At the end of World War I, a young French mother packed all she owned, including a crock full of long-handled oil paint brushes in a steamer trunk. She was starting a new life in America with her infant and husband, who was an American sailor. Sadly, the young mother became ill and perished on the journey. She never made it to America, but her small family and the crock full of paint brushes did.
That baby girl was my Aunt Lillian and the young woman’s husband was my grandfather. Years later, when I became an artist, my aunt entrusted me with these heirlooms for safekeeping. For decades those brushes had held the essence of my aunt’s mother and her story; they served as a bookmark in time. It could be said that “things” hold the loved one themselves- their smell, their touch, and in the case of my brushes, wood blessed with the marks of a teething infant. In my home the antique brushes were displayed in a place of honor.
In 1998 our family’s Poway home suffered a devastating interior fire that destroyed two-thirds of it and much of the “stuff ” we had acquired as part of our lives. When a home is lost in a fire, the survivors often hear from well-meaning friends, “oh well, it was just stuff.” But often the “stuff ” we hold onto is the keeper of someone’s life story.
In a larger way, the home itself holds the lives of its people and its character takes on the patterns of the inhabitants. And over time, we naturally develop relationships with our homes.
Our first fire was difficult, but there was no question that we would rebuild. Four years later, in the 2003 Cedar Wildfires, the same home was burned to the ground and this time the fire took everything, including the heirloom oil paint brushes.
I was bitter. We had been through devastation by fire once already. In good faith, we had picked ourselves up and rebuilt. To have our house burn down a second time was against the odds. I felt double crossed by Mother Nature. We lost beloved pets and our newly rebuilt home. Selfishly, I was most bitter about having to rewrite my master’s thesis on Expressive Arts Therapy. Yes, I had “back up” discs. They had been in the house right next to my laptop.
This time my husband and I weighed the emotional and financial consequences of rebuilding. We waded through the confusion and inconsistencies of our insurance company, the Fire Department and the City of Poway. Each organization’s “policy” seemed to alter daily in the midst of such a widespread calamity. In 2005, we finally moved into our new home.
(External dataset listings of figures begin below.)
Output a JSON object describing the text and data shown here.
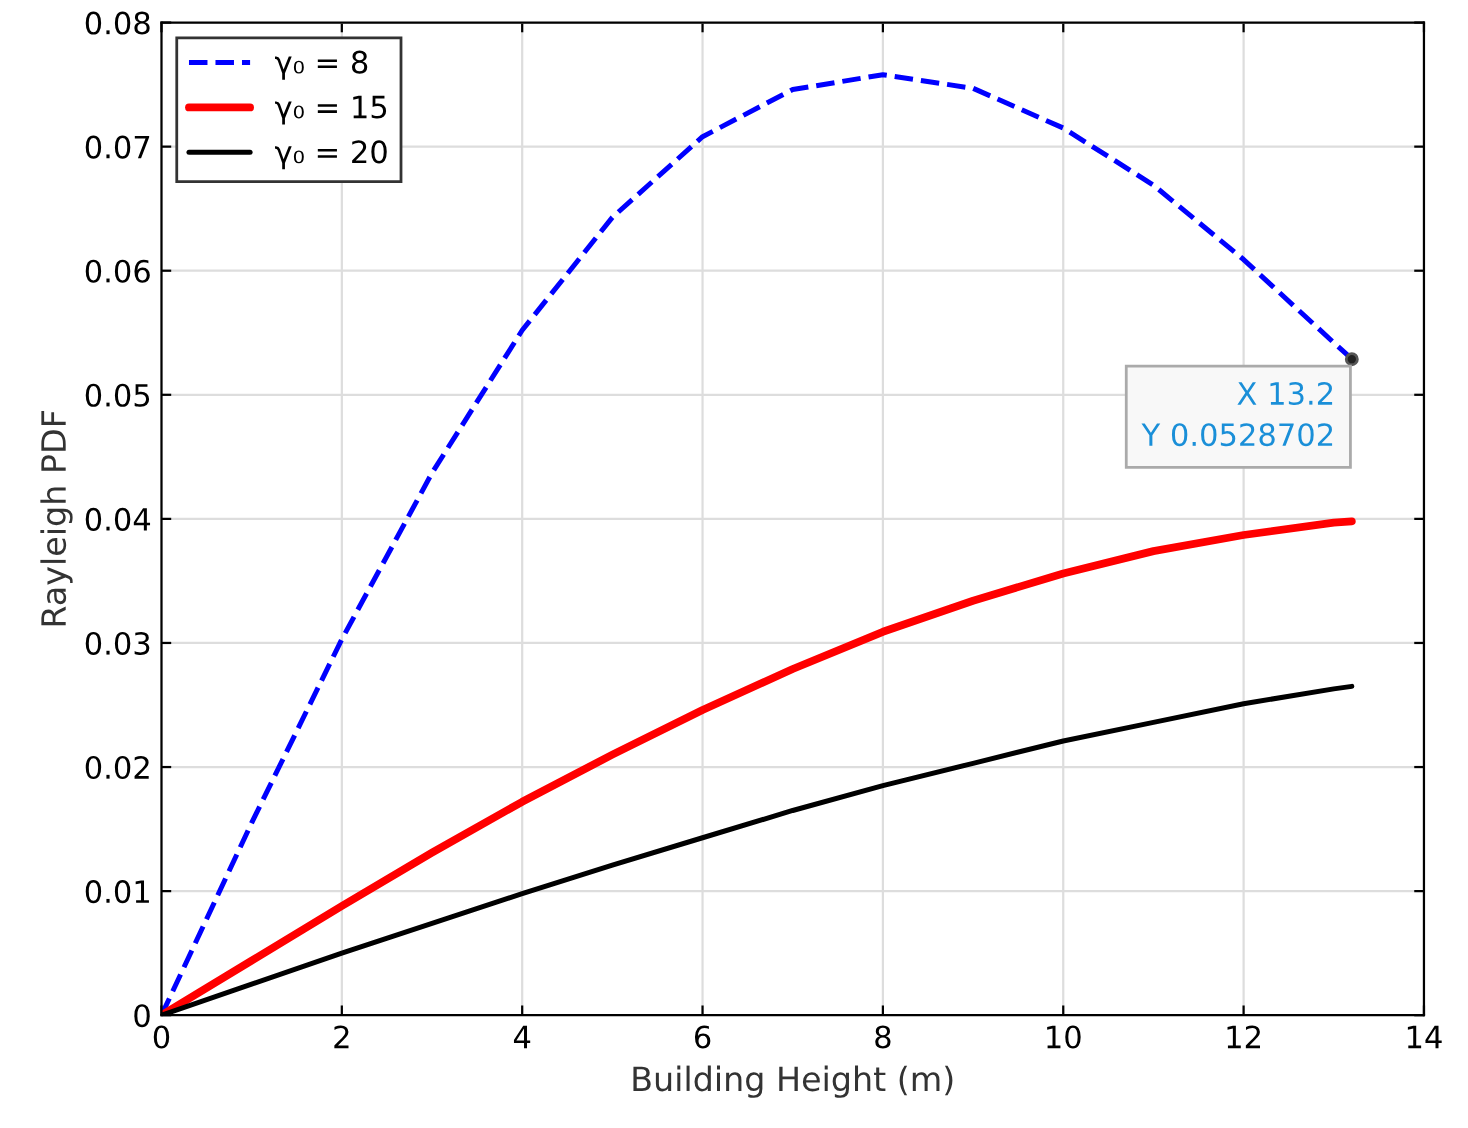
{
  "chart_data": {
    "type": "line",
    "xlabel": "Building Height (m)",
    "ylabel": "Rayleigh PDF",
    "x": [
      0,
      1,
      2,
      3,
      4,
      5,
      6,
      7,
      8,
      9,
      10,
      11,
      12,
      13,
      13.2
    ],
    "series": [
      {
        "name": "γ₀ = 8",
        "color": "#0000ff",
        "line_style": "dashed",
        "values": [
          0,
          0.0155,
          0.0303,
          0.0437,
          0.0552,
          0.0643,
          0.0708,
          0.0746,
          0.0758,
          0.0747,
          0.0715,
          0.0669,
          0.0609,
          0.0542,
          0.0529
        ]
      },
      {
        "name": "γ₀ = 15",
        "color": "#ff0000",
        "line_style": "solid",
        "values": [
          0,
          0.0044,
          0.0088,
          0.0131,
          0.0172,
          0.021,
          0.0246,
          0.0279,
          0.0309,
          0.0334,
          0.0356,
          0.0374,
          0.0387,
          0.0397,
          0.0398
        ]
      },
      {
        "name": "γ₀ = 20",
        "color": "#000000",
        "line_style": "solid",
        "values": [
          0,
          0.0025,
          0.005,
          0.0074,
          0.0098,
          0.0121,
          0.0143,
          0.0165,
          0.0185,
          0.0203,
          0.0221,
          0.0236,
          0.0251,
          0.0263,
          0.0265
        ]
      }
    ],
    "xlim": [
      0,
      14
    ],
    "xticks": [
      0,
      2,
      4,
      6,
      8,
      10,
      12,
      14
    ],
    "ylim": [
      0,
      0.08
    ],
    "yticks": [
      0,
      0.01,
      0.02,
      0.03,
      0.04,
      0.05,
      0.06,
      0.07,
      0.08
    ],
    "grid": true,
    "legend": "top left",
    "marker": "none",
    "annotations": [
      {
        "text": "X 13.2\nY 0.0528702",
        "x": 13.2,
        "y": 0.0528702
      }
    ]
  }
}
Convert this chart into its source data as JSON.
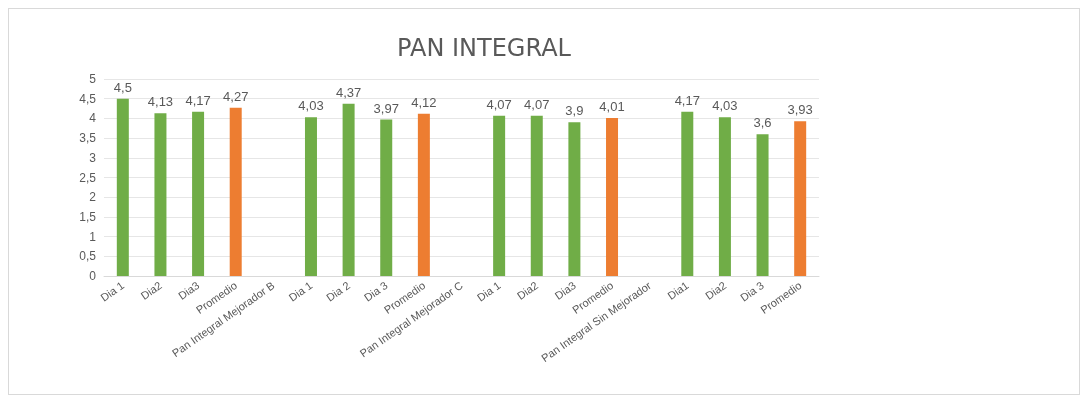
{
  "chart_data": {
    "type": "bar",
    "title": "PAN INTEGRAL",
    "categories": [
      "Dia 1",
      "Dia2",
      "Dia3",
      "Promedio",
      "Pan Integral Mejorador B",
      "Dia 1",
      "Dia 2",
      "Dia 3",
      "Promedio",
      "Pan Integral Mejorador C",
      "Dia 1",
      "Dia2",
      "Dia3",
      "Promedio",
      "Pan Integral Sin Mejorador",
      "Dia1",
      "Dia2",
      "Dia 3",
      "Promedio"
    ],
    "values": [
      4.5,
      4.13,
      4.17,
      4.27,
      null,
      4.03,
      4.37,
      3.97,
      4.12,
      null,
      4.07,
      4.07,
      3.9,
      4.01,
      null,
      4.17,
      4.03,
      3.6,
      3.93
    ],
    "value_labels": [
      "4,5",
      "4,13",
      "4,17",
      "4,27",
      null,
      "4,03",
      "4,37",
      "3,97",
      "4,12",
      null,
      "4,07",
      "4,07",
      "3,9",
      "4,01",
      null,
      "4,17",
      "4,03",
      "3,6",
      "3,93"
    ],
    "colors": [
      "#70ad47",
      "#70ad47",
      "#70ad47",
      "#ed7d31",
      null,
      "#70ad47",
      "#70ad47",
      "#70ad47",
      "#ed7d31",
      null,
      "#70ad47",
      "#70ad47",
      "#70ad47",
      "#ed7d31",
      null,
      "#70ad47",
      "#70ad47",
      "#70ad47",
      "#ed7d31"
    ],
    "ylim": [
      0,
      5
    ],
    "yticks": [
      0,
      {
        "value": 0.5,
        "label": "0,5"
      },
      1,
      {
        "value": 1.5,
        "label": "1,5"
      },
      2,
      {
        "value": 2.5,
        "label": "2,5"
      },
      3,
      {
        "value": 3.5,
        "label": "3,5"
      },
      4,
      {
        "value": 4.5,
        "label": "4,5"
      },
      5
    ],
    "grid": "y"
  }
}
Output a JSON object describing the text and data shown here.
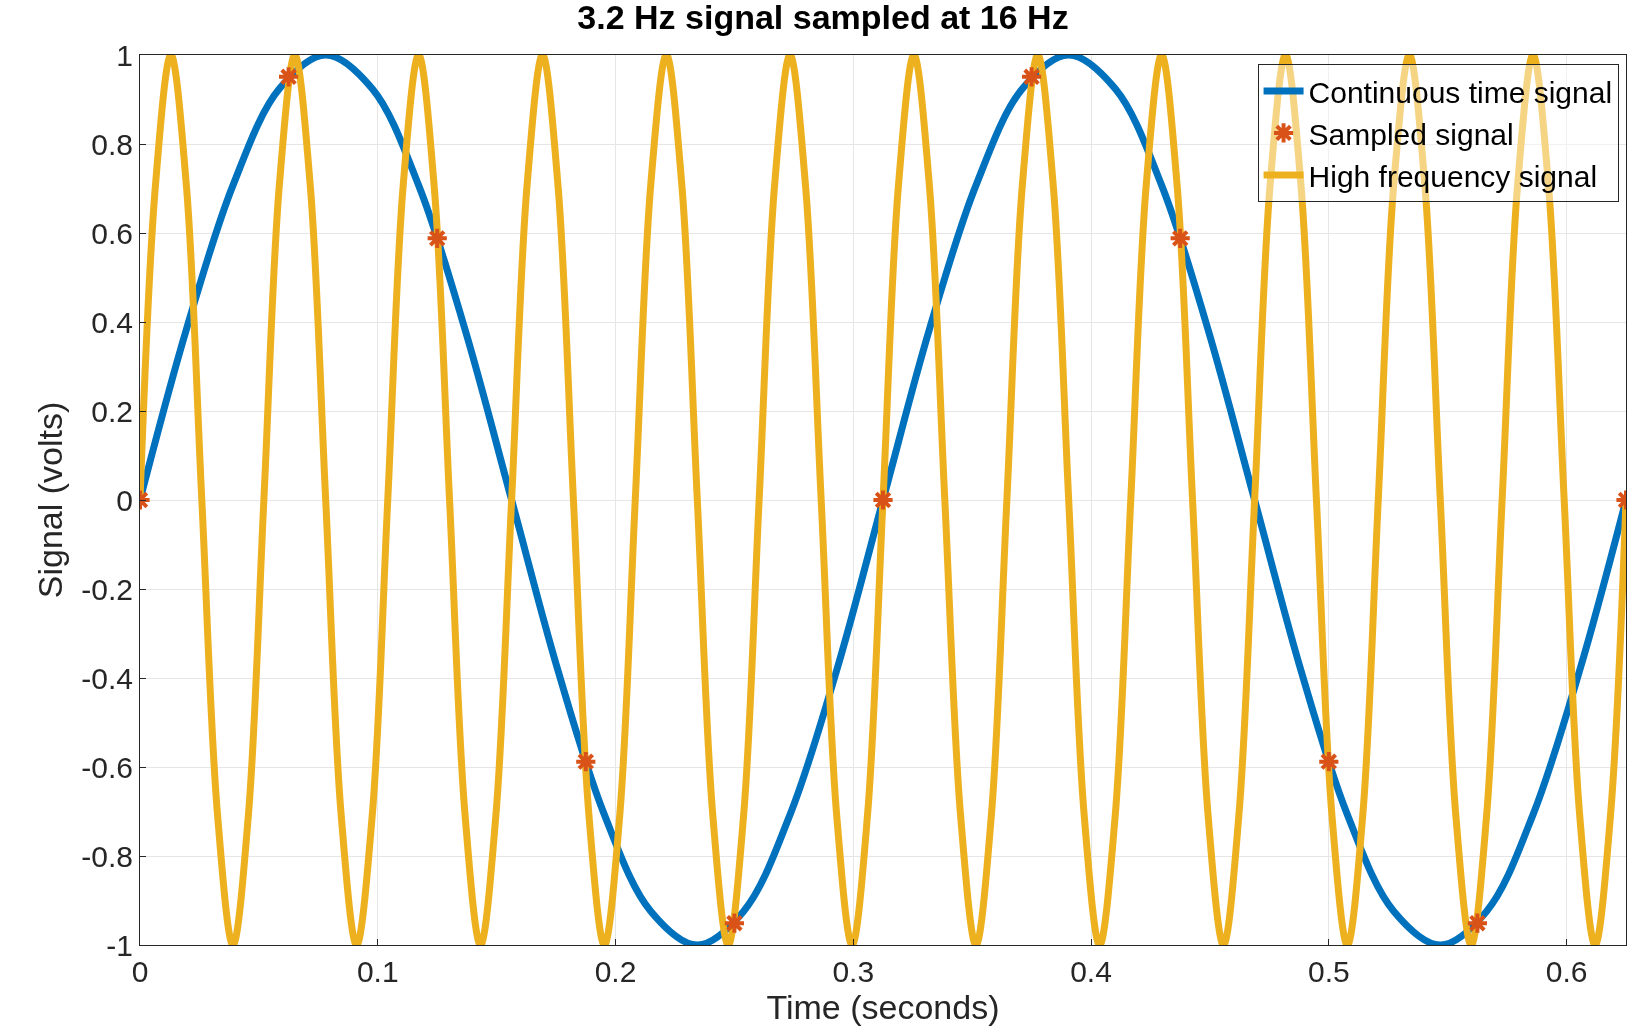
{
  "chart_data": {
    "type": "line",
    "title": "3.2 Hz signal sampled at 16 Hz",
    "xlabel": "Time (seconds)",
    "ylabel": "Signal (volts)",
    "xlim": [
      0,
      0.625
    ],
    "xticks": [
      0,
      0.1,
      0.2,
      0.3,
      0.4,
      0.5,
      0.6
    ],
    "ylim": [
      -1,
      1
    ],
    "yticks": [
      -1,
      -0.8,
      -0.6,
      -0.4,
      -0.2,
      0,
      0.2,
      0.4,
      0.6,
      0.8,
      1
    ],
    "grid": true,
    "legend": "top right",
    "series": [
      {
        "name": "Continuous time signal",
        "color": "#0072bd",
        "marker": "none",
        "line_style": "solid",
        "x": [
          0,
          0.0195,
          0.0391,
          0.0586,
          0.0781,
          0.0977,
          0.1172,
          0.1367,
          0.1563,
          0.1758,
          0.1953,
          0.2148,
          0.2344,
          0.2539,
          0.2734,
          0.293,
          0.3125,
          0.332,
          0.3516,
          0.3711,
          0.3906,
          0.4102,
          0.4297,
          0.4492,
          0.4688,
          0.4883,
          0.5078,
          0.5273,
          0.5469,
          0.5664,
          0.5859,
          0.6055,
          0.625
        ],
        "values": [
          0,
          0.383,
          0.707,
          0.924,
          1,
          0.924,
          0.707,
          0.383,
          0,
          -0.383,
          -0.707,
          -0.924,
          -1,
          -0.924,
          -0.707,
          -0.383,
          0,
          0.383,
          0.707,
          0.924,
          1,
          0.924,
          0.707,
          0.383,
          0,
          -0.383,
          -0.707,
          -0.924,
          -1,
          -0.924,
          -0.707,
          -0.383,
          0
        ]
      },
      {
        "name": "Sampled signal",
        "type": "scatter",
        "color": "#d95319",
        "marker": "cross",
        "x": [
          0,
          0.0625,
          0.125,
          0.1875,
          0.25,
          0.3125,
          0.375,
          0.4375,
          0.5,
          0.5625,
          0.625
        ],
        "values": [
          0,
          0.951,
          0.588,
          -0.588,
          -0.951,
          0,
          0.951,
          0.588,
          -0.588,
          -0.951,
          0
        ]
      },
      {
        "name": "High frequency signal",
        "color": "#edb120",
        "marker": "none",
        "line_style": "solid",
        "x": [
          0,
          0.0065,
          0.013,
          0.0195,
          0.026,
          0.0326,
          0.0391,
          0.0456,
          0.0521,
          0.0586,
          0.0651,
          0.0716,
          0.0781,
          0.0846,
          0.0911,
          0.0977,
          0.1042,
          0.1107,
          0.1172,
          0.1237,
          0.1302,
          0.1367,
          0.1432,
          0.1497,
          0.1563,
          0.1628,
          0.1693,
          0.1758,
          0.1823,
          0.1888,
          0.1953,
          0.2018,
          0.2083,
          0.2148,
          0.2214,
          0.2279,
          0.2344,
          0.2409,
          0.2474,
          0.2539,
          0.2604,
          0.2669,
          0.2734,
          0.2799,
          0.2865,
          0.293,
          0.2995,
          0.306,
          0.3125,
          0.319,
          0.3255,
          0.332,
          0.3385,
          0.3451,
          0.3516,
          0.3581,
          0.3646,
          0.3711,
          0.3776,
          0.3841,
          0.3906,
          0.3971,
          0.4036,
          0.4102,
          0.4167,
          0.4232,
          0.4297,
          0.4362,
          0.4427,
          0.4492,
          0.4557,
          0.4622,
          0.4688,
          0.4753,
          0.4818,
          0.4883,
          0.4948,
          0.5013,
          0.5078,
          0.5143,
          0.5208,
          0.5273,
          0.5339,
          0.5404,
          0.5469,
          0.5534,
          0.5599,
          0.5664,
          0.5729,
          0.5794,
          0.5859,
          0.5924,
          0.599,
          0.6055,
          0.612,
          0.6185,
          0.625
        ],
        "values": [
          0,
          0.707,
          1,
          0.707,
          0,
          -0.707,
          -1,
          -0.707,
          0,
          0.707,
          1,
          0.707,
          0,
          -0.707,
          -1,
          -0.707,
          0,
          0.707,
          1,
          0.707,
          0,
          -0.707,
          -1,
          -0.707,
          0,
          0.707,
          1,
          0.707,
          0,
          -0.707,
          -1,
          -0.707,
          0,
          0.707,
          1,
          0.707,
          0,
          -0.707,
          -1,
          -0.707,
          0,
          0.707,
          1,
          0.707,
          0,
          -0.707,
          -1,
          -0.707,
          0,
          0.707,
          1,
          0.707,
          0,
          -0.707,
          -1,
          -0.707,
          0,
          0.707,
          1,
          0.707,
          0,
          -0.707,
          -1,
          -0.707,
          0,
          0.707,
          1,
          0.707,
          0,
          -0.707,
          -1,
          -0.707,
          0,
          0.707,
          1,
          0.707,
          0,
          -0.707,
          -1,
          -0.707,
          0,
          0.707,
          1,
          0.707,
          0,
          -0.707,
          -1,
          -0.707,
          0,
          0.707,
          1,
          0.707,
          0,
          -0.707,
          -1,
          -0.707,
          0
        ]
      }
    ]
  }
}
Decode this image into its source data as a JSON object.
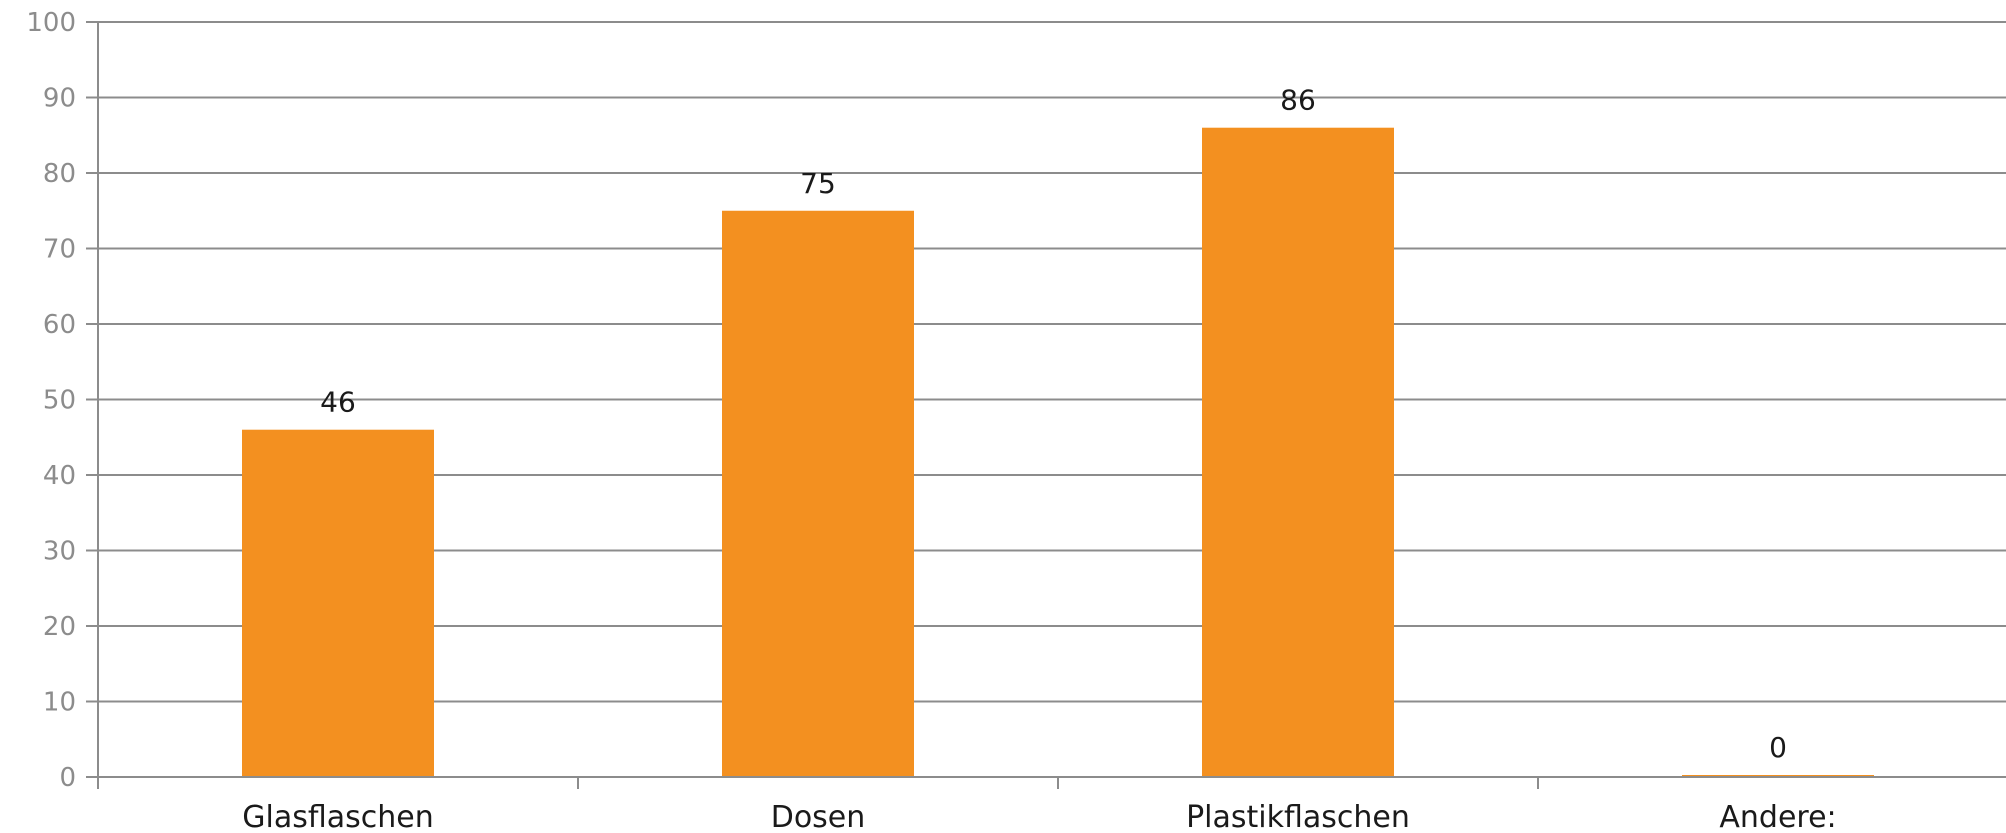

It was bittersweet at best, but we were back.
Then a year and a half later, the dreaded reverse 911 call came with orders of mandatory evacuation; the Witch Creek Fire was approaching. Luckily, we found our home had been spared this time. As the firemen labored to contain the fires, I felt a deep compassion and empathy for what I knew the survivors of the 2007 Wildfires would have to face in the year to come.
Within a week after our evacuation, art therapist Kat Kirby, artist Jane LaFazio, and I knew we wanted to do something to help the women who lost their homes in these fires. We developed a free “Women’s Fire Survivor Support Group,” using expressive arts as the portal for healing the emotional trauma that is held in the body.
In this kind of situation, traditional therapy can fall short. The expressive arts such as drumming, painting, movement, sand tray therapy, collage, and poetry are especially effective in giving form and expression to the thoughts, feelings, and body sensations that trauma holds. When given shape through the arts, these feelings can then be seen outside of the body and therefore, become more approachable.
While feeling deeply displaced, it is crucial for fire survivors to find a neutral zone in which to feel safe. Through art-making, they step over the threshold of harsh every-day reality into creativity and play. When the art-making is complete, the group reflects on what happened. They find that their initial feelings, often full of restrictions and road blocks, have opened to new possibilities, options or insight.
This free “Women’s Fire Survivor Group” has been a safe place to create a network with others who are going through the same grief and loss; it is a place that gives space and time for participants to realize and voice their true feelings, which have often been set aside or unacknowledged as they stay strong for their families or face the insurance companies.
In the gentle but powerful ways of expressive arts, these amazing women have been able to slowly re-member their lives and find resources that are helpful. The healing found in walking through grief in a conscious way is life-changing. In doing so, trust in Mother Nature is mended. Old oak trees, loved gardens, wildlife, and pets that perished are mourned. Through time, meaningful “stuff ” like handmade Christmas ornaments, baby pictures, wedding albums, Grandmother’s rocker, family recipes or even a crock of heirloom paint brushes are acknowledged and released; only then can a new life fully begin.